The acquisition of dynamic information on the coastline is of great significance for the Zhoushan archipelago. However, a large amount of suspended sediments, a tortuous coastline, numerous tidal flats, and so on have brought many challenges to research involving coastline extraction and the analysis of the spatial–temporal dynamics. This study has developed a method for extracting coastline information using multi-temporal remote sensing images based on tasseled cap transformation and mathematical morphology, allowing the temporal and spatial evolution of the coastline to be analyzed. The results showed that the proposed method can effectively attenuate the influence of suspended sediments, winding coastline, and shoals on the extraction of coastline information, and allow researchers to extract the spatial position of the coastline more accurately.

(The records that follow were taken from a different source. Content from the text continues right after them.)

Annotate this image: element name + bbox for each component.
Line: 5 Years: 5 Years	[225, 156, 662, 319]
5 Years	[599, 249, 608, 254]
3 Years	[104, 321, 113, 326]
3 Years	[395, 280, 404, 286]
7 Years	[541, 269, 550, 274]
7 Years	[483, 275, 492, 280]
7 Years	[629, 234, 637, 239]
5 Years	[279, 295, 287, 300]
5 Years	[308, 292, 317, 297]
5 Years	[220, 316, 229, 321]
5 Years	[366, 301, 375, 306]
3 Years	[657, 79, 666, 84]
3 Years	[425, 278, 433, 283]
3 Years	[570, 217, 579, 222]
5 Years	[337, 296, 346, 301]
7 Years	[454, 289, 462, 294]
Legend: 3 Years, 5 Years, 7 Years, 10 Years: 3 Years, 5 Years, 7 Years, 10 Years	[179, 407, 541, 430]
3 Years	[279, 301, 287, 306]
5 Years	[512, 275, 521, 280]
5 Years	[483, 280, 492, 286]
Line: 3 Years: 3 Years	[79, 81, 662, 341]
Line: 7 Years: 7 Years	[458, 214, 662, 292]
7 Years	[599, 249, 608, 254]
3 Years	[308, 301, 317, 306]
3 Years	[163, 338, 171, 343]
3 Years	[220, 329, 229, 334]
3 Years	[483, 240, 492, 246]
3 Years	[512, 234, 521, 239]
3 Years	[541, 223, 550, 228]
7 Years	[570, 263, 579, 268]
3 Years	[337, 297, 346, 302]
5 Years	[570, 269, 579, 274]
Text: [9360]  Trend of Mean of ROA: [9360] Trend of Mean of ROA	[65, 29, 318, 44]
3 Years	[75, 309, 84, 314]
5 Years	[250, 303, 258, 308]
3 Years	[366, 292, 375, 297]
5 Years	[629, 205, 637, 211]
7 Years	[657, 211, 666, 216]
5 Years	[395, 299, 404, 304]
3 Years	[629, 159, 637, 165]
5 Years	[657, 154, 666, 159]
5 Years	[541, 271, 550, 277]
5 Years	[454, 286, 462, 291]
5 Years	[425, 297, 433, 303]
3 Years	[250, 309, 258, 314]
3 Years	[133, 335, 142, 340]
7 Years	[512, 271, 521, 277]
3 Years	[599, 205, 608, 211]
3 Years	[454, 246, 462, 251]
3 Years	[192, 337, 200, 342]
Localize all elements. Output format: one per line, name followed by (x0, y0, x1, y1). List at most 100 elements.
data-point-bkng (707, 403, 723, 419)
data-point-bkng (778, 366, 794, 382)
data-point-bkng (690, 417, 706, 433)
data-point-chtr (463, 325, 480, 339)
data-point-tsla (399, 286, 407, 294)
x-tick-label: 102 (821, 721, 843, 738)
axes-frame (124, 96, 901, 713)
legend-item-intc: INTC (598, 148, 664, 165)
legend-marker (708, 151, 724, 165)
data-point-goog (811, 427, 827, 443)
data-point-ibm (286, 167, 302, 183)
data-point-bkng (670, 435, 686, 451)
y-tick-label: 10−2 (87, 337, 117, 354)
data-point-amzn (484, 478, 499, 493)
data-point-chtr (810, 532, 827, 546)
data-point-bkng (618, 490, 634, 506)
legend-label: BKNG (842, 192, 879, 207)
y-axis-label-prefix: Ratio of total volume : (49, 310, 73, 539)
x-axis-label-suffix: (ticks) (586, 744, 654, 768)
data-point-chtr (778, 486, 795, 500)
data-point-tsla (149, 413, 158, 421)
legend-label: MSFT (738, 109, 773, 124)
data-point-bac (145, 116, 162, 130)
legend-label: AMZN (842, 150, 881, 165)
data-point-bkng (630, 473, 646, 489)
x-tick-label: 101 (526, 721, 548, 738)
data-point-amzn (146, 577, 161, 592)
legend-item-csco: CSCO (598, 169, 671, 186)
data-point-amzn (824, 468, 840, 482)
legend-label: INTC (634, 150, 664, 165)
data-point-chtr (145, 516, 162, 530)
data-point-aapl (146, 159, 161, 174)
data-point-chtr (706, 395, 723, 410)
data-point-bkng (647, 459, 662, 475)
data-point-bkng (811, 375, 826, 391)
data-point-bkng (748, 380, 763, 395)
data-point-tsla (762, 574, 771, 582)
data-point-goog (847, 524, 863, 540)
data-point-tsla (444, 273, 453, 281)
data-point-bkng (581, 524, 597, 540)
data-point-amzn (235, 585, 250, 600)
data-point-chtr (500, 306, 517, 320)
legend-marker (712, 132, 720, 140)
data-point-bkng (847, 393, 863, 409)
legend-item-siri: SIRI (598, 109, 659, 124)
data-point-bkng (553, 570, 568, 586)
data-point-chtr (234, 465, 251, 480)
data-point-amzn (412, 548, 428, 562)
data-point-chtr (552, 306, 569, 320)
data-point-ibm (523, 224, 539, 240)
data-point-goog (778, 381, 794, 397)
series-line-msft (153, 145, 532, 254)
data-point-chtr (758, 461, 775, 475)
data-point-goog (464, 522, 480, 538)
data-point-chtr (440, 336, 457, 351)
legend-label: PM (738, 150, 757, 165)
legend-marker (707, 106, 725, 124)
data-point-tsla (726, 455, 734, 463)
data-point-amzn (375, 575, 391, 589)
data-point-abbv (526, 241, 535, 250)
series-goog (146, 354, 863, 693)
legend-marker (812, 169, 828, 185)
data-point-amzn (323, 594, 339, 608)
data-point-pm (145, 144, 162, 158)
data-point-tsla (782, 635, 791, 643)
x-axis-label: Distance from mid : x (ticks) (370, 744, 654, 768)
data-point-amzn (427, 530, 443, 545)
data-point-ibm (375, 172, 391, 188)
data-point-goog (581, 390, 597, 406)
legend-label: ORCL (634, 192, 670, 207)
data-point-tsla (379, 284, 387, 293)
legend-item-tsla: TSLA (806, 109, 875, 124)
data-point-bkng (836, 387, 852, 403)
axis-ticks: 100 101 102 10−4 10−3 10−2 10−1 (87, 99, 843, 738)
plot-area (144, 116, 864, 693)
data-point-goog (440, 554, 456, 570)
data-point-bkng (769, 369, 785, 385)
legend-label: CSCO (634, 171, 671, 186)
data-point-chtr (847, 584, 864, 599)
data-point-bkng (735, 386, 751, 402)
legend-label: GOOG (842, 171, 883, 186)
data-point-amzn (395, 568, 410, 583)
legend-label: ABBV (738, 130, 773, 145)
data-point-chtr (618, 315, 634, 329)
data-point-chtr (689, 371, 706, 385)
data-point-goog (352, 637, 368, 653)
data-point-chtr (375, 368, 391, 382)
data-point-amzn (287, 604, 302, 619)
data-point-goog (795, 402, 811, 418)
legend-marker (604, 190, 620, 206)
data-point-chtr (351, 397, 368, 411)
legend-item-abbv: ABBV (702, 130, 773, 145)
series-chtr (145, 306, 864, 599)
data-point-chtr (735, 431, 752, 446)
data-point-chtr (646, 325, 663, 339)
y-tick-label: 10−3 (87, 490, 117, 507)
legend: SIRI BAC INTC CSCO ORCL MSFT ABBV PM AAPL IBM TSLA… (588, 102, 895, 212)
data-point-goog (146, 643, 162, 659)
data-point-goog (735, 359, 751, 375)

The total coastline length of the Zhoushan archipelago increased by 327.36 km during the study period from 2000 to 2018, the average growth in length was 18.19 km, and the average growth rate was 0.72% over the 19-year period. The total area enclosed by the coastline of the Zhoushan archipelago increased by 112.26 km2 during the study period from 2000 to 2018, the average growth in area was 6.24 km2, and the average growth rate was 0.49% over the 19-year period. Construction, reclamation, and ocean engineering are the main causes of changes to the coastline of the Zhoushan archipelago. This study is useful for accurate coastline information extraction using remote sensing images in a complex marine environment and for protecting coastal resources in the archipelago.